Com extrema originalidade, apontou para o racismo e o sexismo tão enraizados na cultura brasileira. Criando novas palavras, e utilizando expressões populares da língua no contexto acadêmico, bagunçou a hegemonia dos significantes dominantes, lançando novas realidades possíveis, muito além do discurso. Nas palavras de Lélia:
“É interessante constatar como, através da figura da “mãe-preta”, a verdade surge da equivocação (Lacan, 1979). Exatamente essa figura para a qual se dá uma colher de chá é quem vai dar a rasteira na raça dominante. É através dela que o “obscuro objeto do desejo” (o filme do Buñuel), em português, acaba se transformando na “negra vontade de comer carne” na boca da moçada branca que fala português. O que a gente quer dizer é que ela não é esse exemplo extraordinário de amor e dedicação totais como querem os brancos e nem tampouco essa entreguista, essa traidora da raça como quem alguns negros muito apressados em seu julgamento. Ela, simplesmente, é a mãe. É isso mesmo, é a mãe. Porque a branca, na verdade, é a outra. Se assim não é, a gente pergunta: que é que amamenta, que dá banho, que limpa cocô, que põe prá dormir, que acorda de noite prá cuidar, que ensina a falar, que conta história e por aí afora? É a mãe, não é? Pois então. Ela é a mãe nesse barato doido da cultura brasileira. Enquanto mucama, é a mulher; então “bá”, é a mãe. A branca, a chamada legítima esposa, é justamente a outra que, por impossível que pareça, só serve prá parir os filhos do senhor. Não exerce a função materna. Esta é efetuada pela negra. Por isso a “mãe preta” é a mãe”. (p.235)

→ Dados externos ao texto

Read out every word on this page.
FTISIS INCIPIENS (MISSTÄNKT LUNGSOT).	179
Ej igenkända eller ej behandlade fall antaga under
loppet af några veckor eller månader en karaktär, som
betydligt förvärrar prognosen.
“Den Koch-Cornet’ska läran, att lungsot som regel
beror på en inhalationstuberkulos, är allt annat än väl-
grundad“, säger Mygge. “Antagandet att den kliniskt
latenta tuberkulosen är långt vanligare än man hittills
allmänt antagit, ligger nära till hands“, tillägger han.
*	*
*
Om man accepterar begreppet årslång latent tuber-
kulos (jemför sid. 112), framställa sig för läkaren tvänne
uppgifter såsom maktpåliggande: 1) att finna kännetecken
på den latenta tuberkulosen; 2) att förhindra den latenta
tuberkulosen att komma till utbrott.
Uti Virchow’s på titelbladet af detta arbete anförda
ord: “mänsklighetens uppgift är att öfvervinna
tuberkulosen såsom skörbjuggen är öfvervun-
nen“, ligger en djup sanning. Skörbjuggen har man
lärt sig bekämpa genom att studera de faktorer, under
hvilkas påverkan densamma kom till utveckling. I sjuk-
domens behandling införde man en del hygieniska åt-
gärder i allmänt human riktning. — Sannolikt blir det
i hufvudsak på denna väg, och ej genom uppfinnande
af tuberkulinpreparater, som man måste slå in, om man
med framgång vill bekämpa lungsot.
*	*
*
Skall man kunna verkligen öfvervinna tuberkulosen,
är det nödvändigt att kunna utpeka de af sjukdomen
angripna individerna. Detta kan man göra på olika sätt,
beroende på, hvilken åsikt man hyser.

Que as vozes femininas da psicanálise sejam reconhecidas, transmitidas e multiplicadas. É o meu desejo. Desejo… Desejo… Desejo!
Referências
GONZALEZ, Lelia. Racismo e sexismo na cultura brasileira. In: Revistas Ciências Sociais Hoje, 1984.
SALOMÉ, Lou. Reflexões sobre o problema do amor e o erotismo. São Paulo: Landy, 2005.